How This Toxic Relationship Become Royal: The Story of Meghan and Harry
Harry and Meghan, a love story like no other. The heroine: a divorced American woman of color marrying into the world’s most famous and least colorful family. The whirlwind romance, the Vanity Fair cover. The royal fairytale wedding.
As a divorced 45 year old single mom, I had to LOOK AWAY at the risk of being poisoned by their perfection. And then this bombshell interview. Yes, they were crushing normal life and were obviously in love. Hands locked, the loving glances. Mutual admiration. All the while I thought of everything they’d sacrificed for each other. How much Harry must have loved her to leave everything behind. If only I could find that kind of love, I thought.
But as the interview went on, the tone changed. The story took a turn for the worse: her suicidal thoughts, waking up to a world that hates you, fleeing for your life during a global pandemic and worst of all, losing your family. I wouldn’t have lasted a day.
To be that couple, they had to stay in the ring, noses bloodied, the crowd cheering for death. When Harry’s family blindsided Meghan, she stayed. When she finally shared her suicidal thoughts, he was too embarrassed to actually ask for help. In the end he was forced to leave home and his family. A choice nobody would ever want to make.
Any conventional dating advice would have told them each to give up. I can just hear it now -
“His family said what????? You need to have higher standards, girl. If you can’t love yourself you’ll never find true love.”
“Why would you stay with somebody who can’t even ask for help? Isn’t that his JOB? Don’t take that behavior. That isn’t love. Actions speak louder than words.”
“Are you seriously going to leave the your FAMILY? Surely you can do better. Dude, you’re literally a Prince. I bet you could even get on Raya.”
“I told you not to date anybody with a beard!!!!”
Thank goodness they hadn't been following #relationshipadvice or #datingfails. Because if they had, there wouldn’t be a story to tell. She wouldn’t have lowered her standards, he wouldn’t have dropped his deal breakers and well, we’d be left with a couple of people who tried and gave up.
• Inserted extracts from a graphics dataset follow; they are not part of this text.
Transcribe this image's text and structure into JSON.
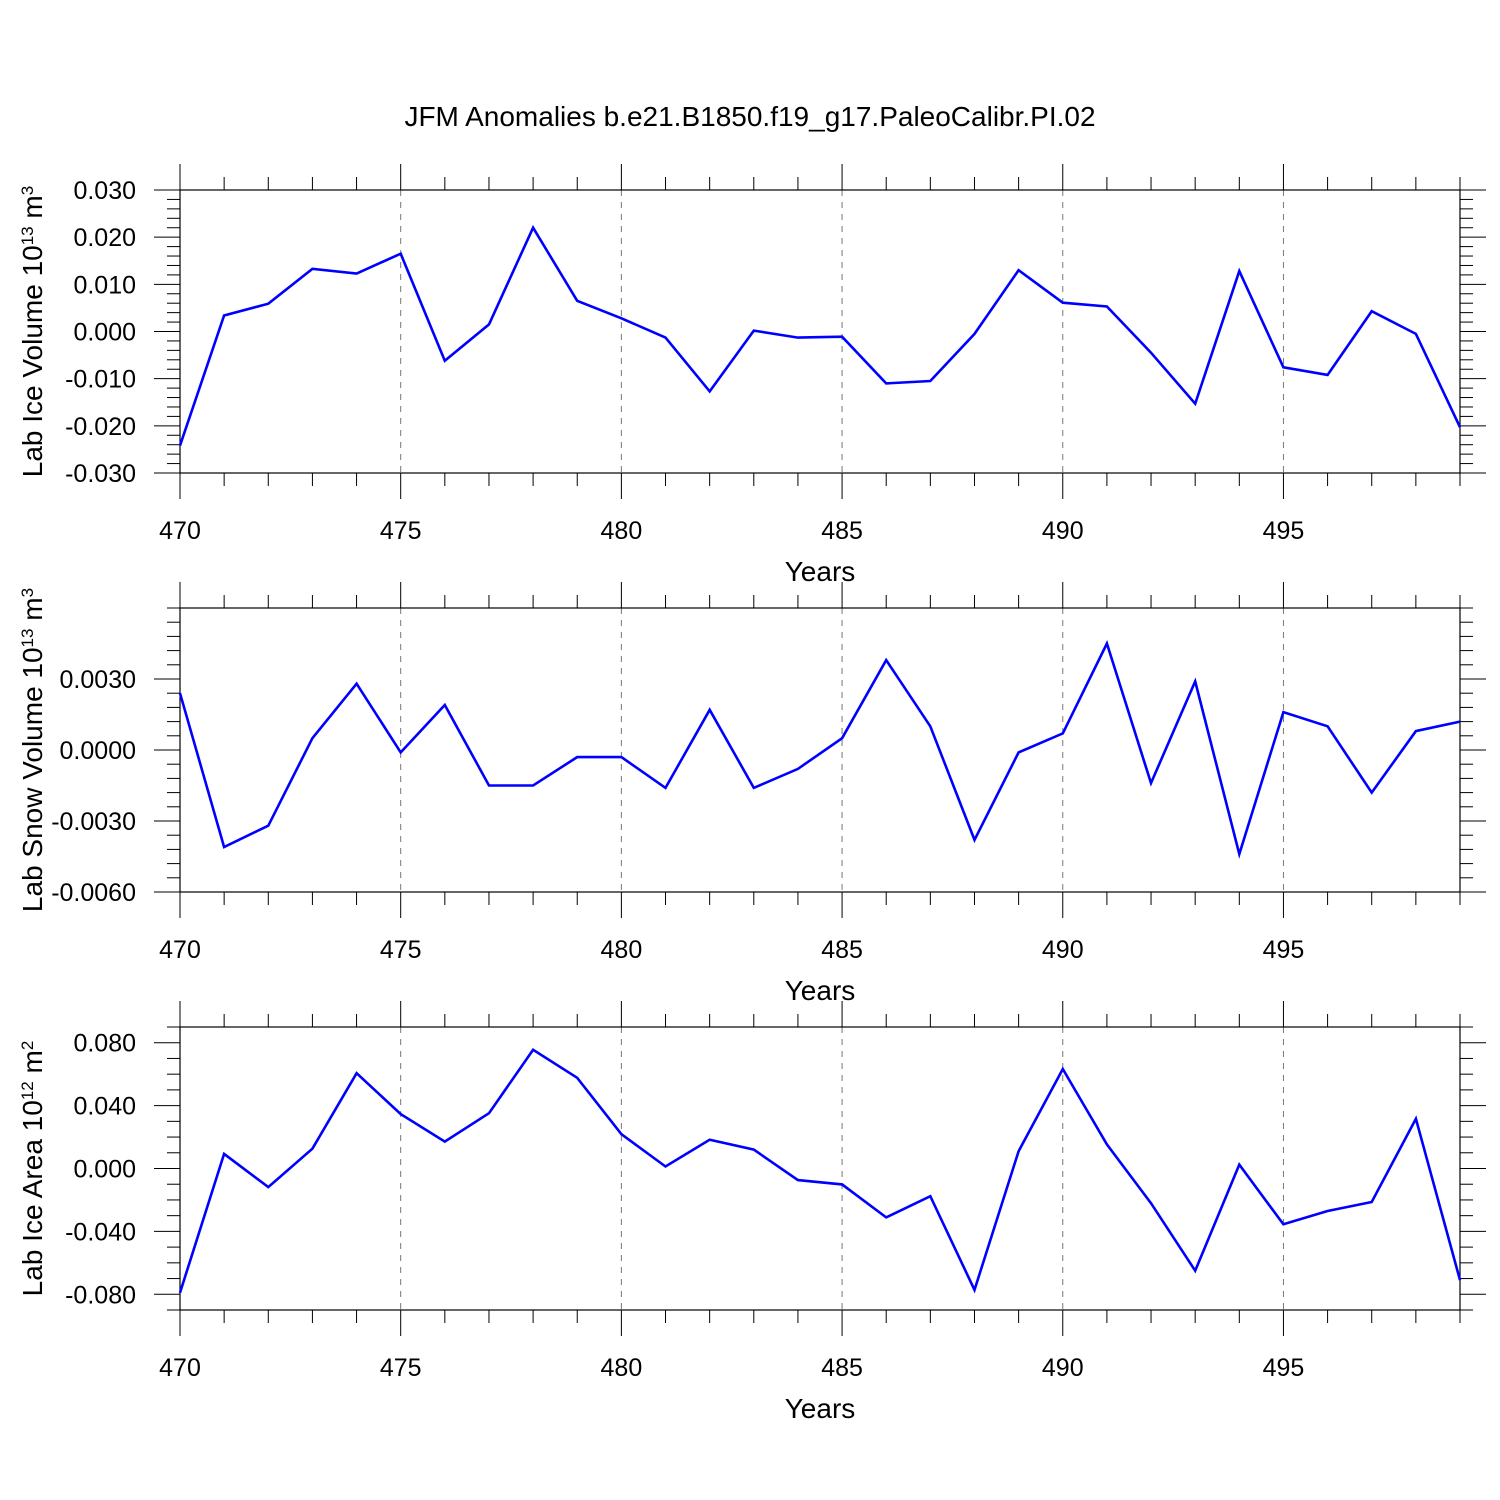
{
  "title": "JFM Anomalies b.e21.B1850.f19_g17.PaleoCalibr.PI.02",
  "line_color": "#0000ff",
  "chart_data": [
    {
      "type": "line",
      "ylabel_main": "Lab Ice Volume 10",
      "ylabel_exp": "13",
      "ylabel_unit": "m",
      "ylabel_unit_exp": "3",
      "xlabel": "Years",
      "xlim": [
        470,
        499
      ],
      "ylim": [
        -0.03,
        0.03
      ],
      "x_ticks": [
        470,
        475,
        480,
        485,
        490,
        495
      ],
      "x_tick_labels": [
        "470",
        "475",
        "480",
        "485",
        "490",
        "495"
      ],
      "y_ticks": [
        -0.03,
        -0.02,
        -0.01,
        0,
        0.01,
        0.02,
        0.03
      ],
      "y_tick_labels": [
        "-0.030",
        "-0.020",
        "-0.010",
        "0.000",
        "0.010",
        "0.020",
        "0.030"
      ],
      "y_minor_step": 0.002,
      "x": [
        470,
        471,
        472,
        473,
        474,
        475,
        476,
        477,
        478,
        479,
        480,
        481,
        482,
        483,
        484,
        485,
        486,
        487,
        488,
        489,
        490,
        491,
        492,
        493,
        494,
        495,
        496,
        497,
        498,
        499
      ],
      "values": [
        -0.0242,
        0.0034,
        0.0059,
        0.0133,
        0.0123,
        0.0165,
        -0.0062,
        0.0015,
        0.022,
        0.0065,
        0.0028,
        -0.0013,
        -0.0127,
        0.0002,
        -0.0013,
        -0.0011,
        -0.011,
        -0.0105,
        -0.0005,
        0.013,
        0.0061,
        0.0053,
        -0.0045,
        -0.0153,
        0.0128,
        -0.0076,
        -0.0092,
        0.0043,
        -0.0005,
        -0.0203
      ]
    },
    {
      "type": "line",
      "ylabel_main": "Lab Snow Volume 10",
      "ylabel_exp": "13",
      "ylabel_unit": "m",
      "ylabel_unit_exp": "3",
      "xlabel": "Years",
      "xlim": [
        470,
        499
      ],
      "ylim": [
        -0.006,
        0.006
      ],
      "x_ticks": [
        470,
        475,
        480,
        485,
        490,
        495
      ],
      "x_tick_labels": [
        "470",
        "475",
        "480",
        "485",
        "490",
        "495"
      ],
      "y_ticks": [
        -0.006,
        -0.003,
        0,
        0.003
      ],
      "y_tick_labels": [
        "-0.0060",
        "-0.0030",
        "0.0000",
        "0.0030"
      ],
      "y_minor_step": 0.0006,
      "x": [
        470,
        471,
        472,
        473,
        474,
        475,
        476,
        477,
        478,
        479,
        480,
        481,
        482,
        483,
        484,
        485,
        486,
        487,
        488,
        489,
        490,
        491,
        492,
        493,
        494,
        495,
        496,
        497,
        498,
        499
      ],
      "values": [
        0.0024,
        -0.0041,
        -0.0032,
        0.0005,
        0.0028,
        -0.0001,
        0.0019,
        -0.0015,
        -0.0015,
        -0.0003,
        -0.0003,
        -0.0016,
        0.0017,
        -0.0016,
        -0.0008,
        0.0005,
        0.0038,
        0.001,
        -0.0038,
        -0.0001,
        0.0007,
        0.0045,
        -0.0014,
        0.0029,
        -0.0044,
        0.0016,
        0.001,
        -0.0018,
        0.0008,
        0.0012
      ]
    },
    {
      "type": "line",
      "ylabel_main": "Lab Ice Area 10",
      "ylabel_exp": "12",
      "ylabel_unit": "m",
      "ylabel_unit_exp": "2",
      "xlabel": "Years",
      "xlim": [
        470,
        499
      ],
      "ylim": [
        -0.09,
        0.09
      ],
      "x_ticks": [
        470,
        475,
        480,
        485,
        490,
        495
      ],
      "x_tick_labels": [
        "470",
        "475",
        "480",
        "485",
        "490",
        "495"
      ],
      "y_ticks": [
        -0.08,
        -0.04,
        0,
        0.04,
        0.08
      ],
      "y_tick_labels": [
        "-0.080",
        "-0.040",
        "0.000",
        "0.040",
        "0.080"
      ],
      "y_minor_step": 0.01,
      "x": [
        470,
        471,
        472,
        473,
        474,
        475,
        476,
        477,
        478,
        479,
        480,
        481,
        482,
        483,
        484,
        485,
        486,
        487,
        488,
        489,
        490,
        491,
        492,
        493,
        494,
        495,
        496,
        497,
        498,
        499
      ],
      "values": [
        -0.079,
        0.0093,
        -0.0118,
        0.0126,
        0.0606,
        0.0346,
        0.0171,
        0.0352,
        0.0755,
        0.0577,
        0.0218,
        0.0013,
        0.0183,
        0.012,
        -0.0074,
        -0.0101,
        -0.0311,
        -0.0176,
        -0.0772,
        0.011,
        0.0633,
        0.0153,
        -0.0221,
        -0.065,
        0.0025,
        -0.0355,
        -0.027,
        -0.0213,
        0.0316,
        -0.071
      ]
    }
  ]
}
Which brings me to my learning point. We spend so much time today trying to get it right, as if following rules guarantees perfect union. But stories like theirs prove that big love can only happen when two people jump into the unknown and break all the rules at once.
If you want that unlikely love, you may need to break all of the rules too. Staying with somebody even if you become suicidal, have to leave your entire family and take hate from the entire world, may be worth it.
A day after the interview, I’m not jealous. I’m inspired. Enlightened, even. As it turns out, toxic behavior doesn’t necessarily make us unworthy of love. It might actually be a prerequisite.
Perfect love doesn’t come from perfect behavior. Behind every compelling love story are enough red flags to start an army.
Now, they have a new life. They’re in it together. How it will turn out is anybody’s guess. It’s actually completely unimportant. What matters is that they stayed the course, their hardship created the bond they share today.
I now go forward, armed with my past mistakes and ready to make more. Because I want that big love too.